Women's Prison (D. Lewis Seiler, 1955) is more of an A picture, featuring the likes of Howard Duff, Ida Lupino, Cleo Moore (again!) and Warren Stevens (Doc Ostrow from Forbidden Planet). The titular women's prison is separated from the men's lock-up by a wall and run by a hard-nosed warden (Lupino). The joint is full of tough cookies, but they're all good-hearted women who look out for each other-- which makes this film very much unlike more lurid Women In Prison genre offerings like Chained Heat (d. Paul Nicholas, 1983). There is sadism aplenty, however, with the hard-nosed warden tormenting her prisoners, despite the attempted intervention of the kind prison doc (Duff). As things generally go down in this genre, things in stir get out of hand eventually, and it ends in a riot, with our heroic gal cons running amok, threatening the guards with pointy scissors.

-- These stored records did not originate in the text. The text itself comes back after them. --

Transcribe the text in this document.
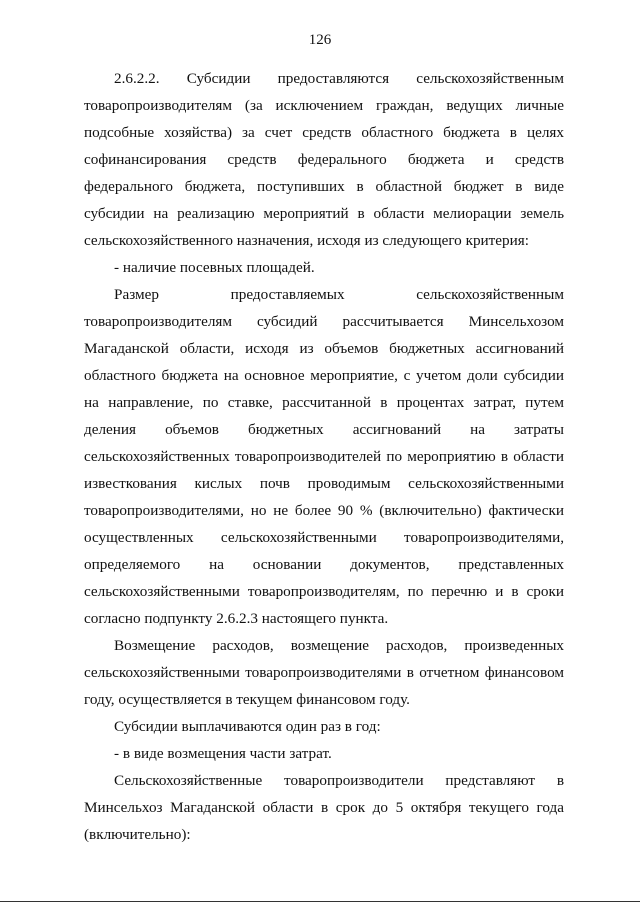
126

2.6.2.2. Субсидии предоставляются сельскохозяйственным товаропроизводителям (за исключением граждан, ведущих личные подсобные хозяйства) за счет средств областного бюджета в целях софинансирования средств федерального бюджета и средств федерального бюджета, поступивших в областной бюджет в виде субсидии на реализацию мероприятий в области мелиорации земель сельскохозяйственного назначения, исходя из следующего критерия:

- наличие посевных площадей.

Размер предоставляемых сельскохозяйственным товаропроизводителям субсидий рассчитывается Минсельхозом Магаданской области, исходя из объемов бюджетных ассигнований областного бюджета на основное мероприятие, с учетом доли субсидии на направление, по ставке, рассчитанной в процентах затрат, путем деления объемов бюджетных ассигнований на затраты сельскохозяйственных товаропроизводителей по мероприятию в области известкования кислых почв проводимым сельскохозяйственными товаропроизводителями, но не более 90 % (включительно) фактически осуществленных сельскохозяйственными товаропроизводителями, определяемого на основании документов, представленных сельскохозяйственными товаропроизводителям, по перечню и в сроки согласно подпункту 2.6.2.3 настоящего пункта.

Возмещение расходов, возмещение расходов, произведенных сельскохозяйственными товаропроизводителями в отчетном финансовом году, осуществляется в текущем финансовом году.

Субсидии выплачиваются один раз в год:

- в виде возмещения части затрат.

Сельскохозяйственные товаропроизводители представляют в Минсельхоз Магаданской области в срок до 5 октября текущего года (включительно):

I had a fine time with the whole thing. I co-wrote a Women In Prison film (sort of) and I took some comfort seeing how enthusiastically the audience reacted to a 55-year-old genre piece. And comparing our script with Women's Prison, I can see we hit all the marks, and then some.

I'd make a qualification that it is a bit of a stretch to call these films "noir." Confession was more of a melodrama, and Women's Prison had far too many perfectly nice, reasonable characters, both had upbeat endings, and neither had the moral cynicism and air of futility and hopelessness that embodies the best noir. This isn't a knock on the festival programming: there are only so many core-noir films like The Postman Always Rings Twice, The Asphalt Jungle or A Place in The Sun, so stretching out a bit thematically keeps the whole franchise from getting stale. But they were still wonderful, rarely-seen (not in DVD!) movies.

An aside: I managed to see George Steven's A Place In the Sun a few weeks ago on TCM. An amazing, artistically done, towering example of noir, with Montgomery Clift, Shelly Winters, and a supernaturally beautiful Elizabeth Taylor. A perfect example of noir's leitmotif of hopelessness, it's sense of doom kicks off in the first scene and steamrolls non-stop all the way to the end. It appropriately closes this year's Noir City festival.

It's been a while since I've seen a film in a art house, even longer since I've attended a double-feature (though those are de rigeur at the Castro) and even longer since I've seen a movie from a balcony seat. During the break at a festival-type screening there is a lot of shmoozing and photo-ops and other sorts of activity. But what struck me was the unusual perspective of looking almost straight down over the main floor of the auditorium during the entr' acte. The Castro was built in 1922, and the interior has been for the most part left completely original: Even neighborhood movie houses made back then had plenty of sweeping, dramatic architecture. The whole place was awash in reds and golds under a proscenium and curved ceiling of Baroque magnificence. But the auditorium floor was a bright constellation of blue-white lights-- iPhones, Blackberries, Droids, all manner of 3G phones all being blazed away on by the Festival's urban, hyper-connected audience. It was beautiful in a way, like an upside-down night sky.